Stapleton is a small unincorporated community in northern Baldwin County, Alabama, United States, with a population of 519.. It is part of the Daphne-Fairhope-Foley metropolitan area. Stapleton lies along U.S. Route 31 and State Route 59 and has been considered for incorporation within the cities of Loxley and Bay Minette. There is a bluegrass music festival held at Stapleton Elementary School every fall. There are about 250 students at the school that runs from Pre-K to the 6th grade.

Demographics

History 
The first post office in the town of Canby, as Stapleton was then known, was established in 1895. Later, the Hamm brothers of Chicago, IL convinced the Louisville and Nashville Railroad (L&N) to build a subsidiary line between Bay Minette and Foley.

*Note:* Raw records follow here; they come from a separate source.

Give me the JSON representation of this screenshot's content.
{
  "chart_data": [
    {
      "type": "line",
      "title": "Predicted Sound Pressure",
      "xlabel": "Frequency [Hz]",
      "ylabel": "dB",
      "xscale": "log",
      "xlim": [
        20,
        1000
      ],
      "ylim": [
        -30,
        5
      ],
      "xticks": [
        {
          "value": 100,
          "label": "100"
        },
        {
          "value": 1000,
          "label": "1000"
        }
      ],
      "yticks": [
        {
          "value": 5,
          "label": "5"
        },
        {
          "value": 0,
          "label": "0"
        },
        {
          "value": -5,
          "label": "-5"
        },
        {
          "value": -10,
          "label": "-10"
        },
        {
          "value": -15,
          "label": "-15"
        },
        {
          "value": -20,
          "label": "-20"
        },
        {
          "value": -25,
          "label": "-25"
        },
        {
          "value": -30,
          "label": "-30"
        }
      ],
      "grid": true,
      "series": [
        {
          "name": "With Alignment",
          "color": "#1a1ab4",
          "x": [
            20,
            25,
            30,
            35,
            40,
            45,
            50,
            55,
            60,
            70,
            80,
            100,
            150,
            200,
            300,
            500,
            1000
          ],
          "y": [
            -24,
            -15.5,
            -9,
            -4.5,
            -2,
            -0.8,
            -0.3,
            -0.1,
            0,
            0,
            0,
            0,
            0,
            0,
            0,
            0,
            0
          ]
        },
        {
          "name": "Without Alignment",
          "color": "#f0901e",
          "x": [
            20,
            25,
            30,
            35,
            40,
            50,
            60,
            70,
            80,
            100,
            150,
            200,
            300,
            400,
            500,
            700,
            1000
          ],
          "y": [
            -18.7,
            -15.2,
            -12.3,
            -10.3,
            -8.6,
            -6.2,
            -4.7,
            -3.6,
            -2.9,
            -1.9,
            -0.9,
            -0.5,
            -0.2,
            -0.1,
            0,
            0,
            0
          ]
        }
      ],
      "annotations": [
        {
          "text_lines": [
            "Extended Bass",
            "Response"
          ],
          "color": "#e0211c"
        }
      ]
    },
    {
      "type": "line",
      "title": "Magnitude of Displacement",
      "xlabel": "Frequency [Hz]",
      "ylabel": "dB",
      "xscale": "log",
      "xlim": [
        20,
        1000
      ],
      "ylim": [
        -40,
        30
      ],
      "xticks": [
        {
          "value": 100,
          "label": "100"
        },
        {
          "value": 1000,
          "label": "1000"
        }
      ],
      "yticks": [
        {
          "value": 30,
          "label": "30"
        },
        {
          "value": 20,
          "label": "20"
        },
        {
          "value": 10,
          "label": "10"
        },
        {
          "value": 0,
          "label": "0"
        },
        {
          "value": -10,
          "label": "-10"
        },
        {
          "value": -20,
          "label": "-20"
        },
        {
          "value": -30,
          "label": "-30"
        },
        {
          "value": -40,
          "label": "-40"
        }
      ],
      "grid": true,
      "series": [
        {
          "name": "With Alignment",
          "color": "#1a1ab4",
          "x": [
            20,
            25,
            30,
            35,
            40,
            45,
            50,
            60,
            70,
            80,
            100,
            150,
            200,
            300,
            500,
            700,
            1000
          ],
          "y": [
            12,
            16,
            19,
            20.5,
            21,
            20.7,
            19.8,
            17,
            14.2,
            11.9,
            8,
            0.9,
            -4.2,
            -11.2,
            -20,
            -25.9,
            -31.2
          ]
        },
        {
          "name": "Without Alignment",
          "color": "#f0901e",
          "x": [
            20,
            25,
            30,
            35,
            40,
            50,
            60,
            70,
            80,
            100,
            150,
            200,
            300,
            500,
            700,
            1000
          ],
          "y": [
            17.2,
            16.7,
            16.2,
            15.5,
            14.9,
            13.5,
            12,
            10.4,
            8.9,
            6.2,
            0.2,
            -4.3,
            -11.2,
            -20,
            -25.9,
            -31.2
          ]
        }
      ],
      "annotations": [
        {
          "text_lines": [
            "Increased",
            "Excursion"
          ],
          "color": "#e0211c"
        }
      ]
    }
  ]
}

By 1905 this spur called the Bay Minette & Fort Morgan Railroad had penetrated the thirty-seven miles of dense Baldwin County pine forests with the town of Canby lying along the route. Shortly afterwards the town's name was changed to honor W. D. Stapleton, the man who was instrumental in getting a railroad depot for their town. The railroad  was important to the local economy and early on the trains passed through Stapleton several times a day as they made their way to the southern end of the county and back.  Highway traffic also picked up as of 1936 when the only paved road in Baldwin County, other than a small strip in Bay Minette going from the courthouse to the railroad, was the stretch of US 31 coming in from Atmore and ending at Stapleton.  By the 1970s the train traffic had slowed to at most one train making the down and back trip each day. Now the train tracks are completely gone.

Education
Stapleton is zoned to schools in the Baldwin County Public Schools. Stapleton Elementary School serves Pre-K through 6th grade. Grades 7 through 8 attend Bay Minette Middle School. Grades 9 through 12 are zoned to Baldwin County High School. The students can participate in band starting in sixth grade, but are also exposed to many other opportunities at their after school program.